Rajan also raised concerns about employment generation, saying India’s 7.5 per cent growth will not be able create good jobs for the 12 million people coming into the labour market every year.
“I think to some extent, reforms will be put on the shelf till the next election. But post-election, if we can accelerate this pace of reform, there’s no reason why in 2 or 3 years we couldn’t move up to a higher plane of growth,” he said in an interview to a television channel.
Rajan, who is currently a professor of finance at the University of Chicago Booth School of Business, further said India can move up from the 7.5 per cent growth, which is not enough to employ the 12 million people coming to the labour force every year in good jobs. “We can move up to maybe 10 per cent, provide some kind of source of demand for the work. We can do that but I think we need to work on it,” he observed.
Rajan noted that reforms are happening in India but more slowly than one would wish. “That’s potentially the cost of getting political agreement,” he said.
Noting that the world has become less receptive to exports, Rajan said, “So if India becomes a manufacturing giant overnight, who’s going to buy its stuff? So, India needs to think about its pathway of growth, it will be different from China’s.”
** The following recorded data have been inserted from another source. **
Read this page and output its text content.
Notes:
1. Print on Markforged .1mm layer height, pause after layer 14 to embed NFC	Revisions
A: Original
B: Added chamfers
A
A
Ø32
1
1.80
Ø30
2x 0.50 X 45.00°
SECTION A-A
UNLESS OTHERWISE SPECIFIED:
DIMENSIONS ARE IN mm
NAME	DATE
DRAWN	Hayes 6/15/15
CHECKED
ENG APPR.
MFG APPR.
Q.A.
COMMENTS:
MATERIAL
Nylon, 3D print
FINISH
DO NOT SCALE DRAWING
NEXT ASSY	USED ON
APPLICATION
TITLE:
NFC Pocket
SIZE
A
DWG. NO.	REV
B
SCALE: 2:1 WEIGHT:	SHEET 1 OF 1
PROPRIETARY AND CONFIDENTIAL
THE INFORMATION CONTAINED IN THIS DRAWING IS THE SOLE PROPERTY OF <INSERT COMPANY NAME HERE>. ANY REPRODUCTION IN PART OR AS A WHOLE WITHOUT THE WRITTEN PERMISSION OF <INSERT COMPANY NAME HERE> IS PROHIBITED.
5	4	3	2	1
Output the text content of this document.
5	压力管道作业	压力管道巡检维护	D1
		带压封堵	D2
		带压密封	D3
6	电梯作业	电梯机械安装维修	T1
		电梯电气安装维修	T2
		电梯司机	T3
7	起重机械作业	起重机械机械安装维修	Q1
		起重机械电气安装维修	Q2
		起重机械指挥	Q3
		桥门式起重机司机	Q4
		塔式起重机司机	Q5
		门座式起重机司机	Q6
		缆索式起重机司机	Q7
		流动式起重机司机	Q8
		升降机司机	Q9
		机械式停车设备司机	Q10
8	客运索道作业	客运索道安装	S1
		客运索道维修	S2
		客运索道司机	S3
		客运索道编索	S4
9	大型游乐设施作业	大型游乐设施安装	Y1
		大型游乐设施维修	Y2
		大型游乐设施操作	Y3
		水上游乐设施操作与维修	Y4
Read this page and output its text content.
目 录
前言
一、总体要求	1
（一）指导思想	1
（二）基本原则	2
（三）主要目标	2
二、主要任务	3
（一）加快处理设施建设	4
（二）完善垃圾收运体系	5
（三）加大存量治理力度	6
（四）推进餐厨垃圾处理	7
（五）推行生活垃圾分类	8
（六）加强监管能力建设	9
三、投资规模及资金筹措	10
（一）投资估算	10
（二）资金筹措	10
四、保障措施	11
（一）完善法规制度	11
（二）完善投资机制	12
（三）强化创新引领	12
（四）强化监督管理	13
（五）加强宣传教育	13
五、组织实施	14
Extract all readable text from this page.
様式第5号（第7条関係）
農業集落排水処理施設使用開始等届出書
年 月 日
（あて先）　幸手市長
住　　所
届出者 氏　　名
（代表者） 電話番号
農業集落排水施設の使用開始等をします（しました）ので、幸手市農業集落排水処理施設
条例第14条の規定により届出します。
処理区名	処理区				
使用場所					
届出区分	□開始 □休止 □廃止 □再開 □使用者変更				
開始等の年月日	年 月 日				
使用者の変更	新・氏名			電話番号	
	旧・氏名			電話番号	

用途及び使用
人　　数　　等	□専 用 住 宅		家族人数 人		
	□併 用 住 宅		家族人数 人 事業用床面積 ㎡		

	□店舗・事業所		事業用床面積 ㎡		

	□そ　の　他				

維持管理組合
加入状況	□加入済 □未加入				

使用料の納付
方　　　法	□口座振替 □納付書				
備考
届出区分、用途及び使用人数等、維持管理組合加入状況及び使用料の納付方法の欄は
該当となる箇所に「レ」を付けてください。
Meanwhile, Infosys chairman and Unique ID project architect Nandan Nilekani said the “original rationale” for bank nationalisation has ceased to exist and that privatisation is the way forward the public sector lenders citing the taxpayers’ interest.
Nilekani, who contested the last Lok Sabha polls on a Congress ticket, said banks were nationalised over five decades ago because they were focusing only on big industries and ignoring smaller ones. The 21 state-run banks had suffered reverses because of lending to large companies.
Introduction of technology-based solutions also makes it possible to cater to the requirements of the smaller borrowers, who were neglected in the pre-nationalisation era, the technocrat said.
“The original rationale has gone away and so let most banks function on market principles owned by the general public,” he told reporters, adding privatising them is also in the interest of taxpayers. “We should privatise. We have a choice between some of the value is captured by the taxpayers, by the state or privatisation,” he said, adding it is better to give the upside to taxpayers when state-run banks hold a 70 per cent market share.
The technocrat pointed out that the pace of losing market share has increased and in 10 years from now, they will hold 10 per cent market share.
In a year from now, it will be commonplace for one to make merchant payments for very small purchases like paan by scanning a QR code on your mobile phone, Nilekani said. “There will be a sudden movement to QR-code based payments using the unified payments interface (UPI) in 6-9 months. In a year, payments at the paan shop will happen through this,” Nilekani said.
Nilekani, the architect of the unique ID project Aadhar, said there will be a “massive dissemination” of UPI QR codes in the next few months. He said unlike the card-based payments, merchant payments would be the last level for the UPI journey, which started with peer-to-peer payments.